Some 250 billion billion (250 x1018) transistors were produced in 2014. That means that every second of that year, on average, eight trillion transistors were produced - about 25 times the number of stars in the Milky Way (this statistic is from 2014, so according to Moore's Law production should now have doubled).
The enormous surge in computing power which we are witnessing heralds some other lapel-grabbing metrics: 58% of job activities can be automated; 47% of jobs will be lost to cognitive machines in the next ten years.
Taking advantage of this exponential is a wave of machine learning, deep learning and AI specialists. One such company is Seldon, a talented start-up selected to join the Barclays Accelerator powered by Techstars. Its enterprise-grade machine learning platform helps businesses deploy real-time recommendations and predictions.
Alex Housley, founder and CEO, Seldon, told IBTimes: "We started off as a recommendation engine- like you see on Amazon, where you purchase products that are recommended to you. That's big business. Recommendations are based on machine learning which requires skilled data scientists to not just build the algorithms and models but also scale these effectively. We built a recommendation engine focused on media and it worked with newspapers such as the Trinity Mirror to suggest relevant articles. Our API serves hundreds of millions of recommendations per month."
The current "AI summer" is being driven by gargantuan computational power being applied to larger and larger data sets. Housley said that around 2014 he saw a few different market forces at work, "an increasing commoditisation of machine learning and AI technology; popular big data technologies such as Apache Spark and Hadoop were bundling machine learning libraries as part of their systems."
He pointed to more of a social trend with consumers expecting smarter apps and increasing automation of work force activities which is driving big data analytics. "Most companies are sitting on massive silos of data.

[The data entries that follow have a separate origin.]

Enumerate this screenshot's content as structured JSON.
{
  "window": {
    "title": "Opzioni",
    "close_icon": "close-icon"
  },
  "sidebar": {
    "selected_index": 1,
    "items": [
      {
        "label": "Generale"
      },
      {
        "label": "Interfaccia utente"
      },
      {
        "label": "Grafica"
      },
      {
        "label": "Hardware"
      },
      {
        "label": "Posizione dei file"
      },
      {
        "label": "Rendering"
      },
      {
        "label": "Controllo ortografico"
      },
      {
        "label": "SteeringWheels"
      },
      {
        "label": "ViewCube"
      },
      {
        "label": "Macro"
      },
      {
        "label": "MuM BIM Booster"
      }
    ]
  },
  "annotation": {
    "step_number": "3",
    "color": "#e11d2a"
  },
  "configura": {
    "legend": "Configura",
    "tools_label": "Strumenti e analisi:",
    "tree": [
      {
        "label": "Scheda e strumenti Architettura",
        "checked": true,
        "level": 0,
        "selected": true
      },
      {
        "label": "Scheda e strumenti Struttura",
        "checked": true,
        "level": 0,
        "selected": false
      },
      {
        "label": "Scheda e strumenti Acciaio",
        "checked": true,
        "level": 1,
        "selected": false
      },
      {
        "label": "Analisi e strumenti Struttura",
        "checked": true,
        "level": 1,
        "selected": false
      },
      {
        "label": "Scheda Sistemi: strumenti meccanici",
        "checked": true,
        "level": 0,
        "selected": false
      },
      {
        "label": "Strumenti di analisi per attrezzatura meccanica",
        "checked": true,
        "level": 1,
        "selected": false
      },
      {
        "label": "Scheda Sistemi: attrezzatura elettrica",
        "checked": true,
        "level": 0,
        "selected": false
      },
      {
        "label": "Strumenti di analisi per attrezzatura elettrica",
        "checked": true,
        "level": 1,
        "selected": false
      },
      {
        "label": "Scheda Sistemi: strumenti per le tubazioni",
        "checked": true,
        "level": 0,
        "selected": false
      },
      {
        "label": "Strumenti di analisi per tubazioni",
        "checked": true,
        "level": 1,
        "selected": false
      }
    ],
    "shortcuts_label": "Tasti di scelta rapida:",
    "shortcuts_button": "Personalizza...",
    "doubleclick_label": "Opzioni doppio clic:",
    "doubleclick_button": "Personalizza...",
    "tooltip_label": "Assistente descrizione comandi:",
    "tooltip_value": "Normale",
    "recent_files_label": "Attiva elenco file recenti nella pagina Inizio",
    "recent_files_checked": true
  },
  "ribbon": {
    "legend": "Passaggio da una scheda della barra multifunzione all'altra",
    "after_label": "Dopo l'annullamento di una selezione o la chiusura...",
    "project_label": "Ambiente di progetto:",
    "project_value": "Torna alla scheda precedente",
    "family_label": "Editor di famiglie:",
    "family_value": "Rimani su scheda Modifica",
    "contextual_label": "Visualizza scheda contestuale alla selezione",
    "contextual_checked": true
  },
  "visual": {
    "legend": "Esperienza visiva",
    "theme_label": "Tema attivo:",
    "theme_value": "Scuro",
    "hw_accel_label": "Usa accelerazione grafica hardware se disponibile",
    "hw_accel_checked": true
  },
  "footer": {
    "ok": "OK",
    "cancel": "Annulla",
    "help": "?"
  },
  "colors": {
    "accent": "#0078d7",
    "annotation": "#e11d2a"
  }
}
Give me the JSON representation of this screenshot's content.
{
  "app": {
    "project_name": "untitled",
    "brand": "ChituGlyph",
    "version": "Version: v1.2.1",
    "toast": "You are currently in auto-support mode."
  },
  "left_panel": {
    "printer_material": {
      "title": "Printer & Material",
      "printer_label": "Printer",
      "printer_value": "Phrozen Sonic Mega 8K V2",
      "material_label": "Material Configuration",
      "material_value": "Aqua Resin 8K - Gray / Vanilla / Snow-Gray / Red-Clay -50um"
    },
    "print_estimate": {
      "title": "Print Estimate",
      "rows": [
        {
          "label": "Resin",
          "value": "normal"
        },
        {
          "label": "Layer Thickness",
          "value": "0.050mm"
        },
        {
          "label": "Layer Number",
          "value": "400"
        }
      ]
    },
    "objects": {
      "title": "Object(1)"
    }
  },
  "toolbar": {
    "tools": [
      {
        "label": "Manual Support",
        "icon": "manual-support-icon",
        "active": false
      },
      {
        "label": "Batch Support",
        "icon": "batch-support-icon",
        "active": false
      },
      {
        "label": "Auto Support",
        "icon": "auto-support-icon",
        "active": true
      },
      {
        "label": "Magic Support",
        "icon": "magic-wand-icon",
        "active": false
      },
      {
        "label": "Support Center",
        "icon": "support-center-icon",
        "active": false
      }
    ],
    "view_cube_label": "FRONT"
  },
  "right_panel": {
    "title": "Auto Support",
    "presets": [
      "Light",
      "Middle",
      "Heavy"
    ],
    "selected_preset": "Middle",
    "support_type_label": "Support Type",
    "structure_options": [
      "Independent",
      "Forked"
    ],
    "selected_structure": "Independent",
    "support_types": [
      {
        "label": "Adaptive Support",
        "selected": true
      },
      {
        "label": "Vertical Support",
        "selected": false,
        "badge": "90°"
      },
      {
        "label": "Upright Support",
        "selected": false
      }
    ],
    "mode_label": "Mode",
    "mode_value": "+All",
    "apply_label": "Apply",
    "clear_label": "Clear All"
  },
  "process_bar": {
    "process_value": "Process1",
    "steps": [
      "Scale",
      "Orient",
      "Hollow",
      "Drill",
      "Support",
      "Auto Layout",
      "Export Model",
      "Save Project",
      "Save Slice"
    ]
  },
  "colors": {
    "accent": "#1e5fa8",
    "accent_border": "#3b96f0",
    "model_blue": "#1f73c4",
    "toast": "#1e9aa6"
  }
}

Not just their structured data - their website activities which are very highly ordered - but also all the documents that are flowing through their systems."
Seldon is also at the forefront of a trend among deep learning and machine learning providers towards open-source. In 2015 it released the platform as a fully open sourced project, effectively moving from pure SaaS where it provided a black box system, to an end-to-end open source machine learning platform. Its open-source platform is gaining traction, with over 600 stars and 100 forks on Github.
Last year companies like Google and IBM and others moved to open source machine learning: Google launched TensorFlow; IBM launched System ML; Microsoft has just released a distributed AI platform.
"It's a trend. It's a great thing," said Housley. "One of the things as a start-up you've got to think about is - why are they doing that? Google is doing that because it wants to grow the market and it wants that technology to come back to Google.
"It's great for recruitment. If people are using your platform, the next logical part is that they may well be interested in working with your company. And generally they also work better with the broader cloud ecosystem that each of those respective companies creates.
"I think as a start-up, even though it sounds slightly audacious, it's important to also try and grow the market, which you can do with open source. It saves people the time they would have otherwise spent building technology in-house. It means the whole industry moves faster as people build their own technologies on top."
As well as providing technology free of charge under a very permissive open source licence, Seldon continues to provide a SaaS platform. Housley said adding open source drives this massively and interestingly didn't lose any SaaS customers when it made open source available.
He explained that Seldon's architecture is very pluggable, using Microservices technology to enable third parties - other open source machine learning toolkits and libraries or closed proprietary software or APIs - to connect into it. "We are building a flexible ecosystem of the best machine learning tech and making it very easy for data scientists to deploy a solution which they can leverage.
To illustrate how the technology works Housley used the analogy of a mixing desk with levels like treble and bass; algorithms and their parameters are blended in a similar way.
"We build our recommendation models by combining algorithms with behavioural data. One of the algorithms we use for content recommendations finds common attributes and patterns and groups people into these logical clusters, then uses that to decide how to make a recommendation. You could be part of many groups so you are weighted across the groups.
"There's an algorithm called matrix factorisation which is all about building out a grid of possible actions and filling in the gaps mathematically — that works much better in a low churn environment. For instance Netflix would use that to recommend movies. On the other hand financial news uses a high churn algorithm because it's generally out of date the next day."
He said Seldon currently deals mostly with structured data, but is moving towards unstructured. "I'm a massive fan of deep learning; it's changing the world. But it can be very useful to be able to understand how the algorithm reached its conclusion — something that's more achievable with standard machine learning techniques than with deep learning — in some cases, such as the banking environment, it's important to have a layer of auditability in there. We are exploring this right now."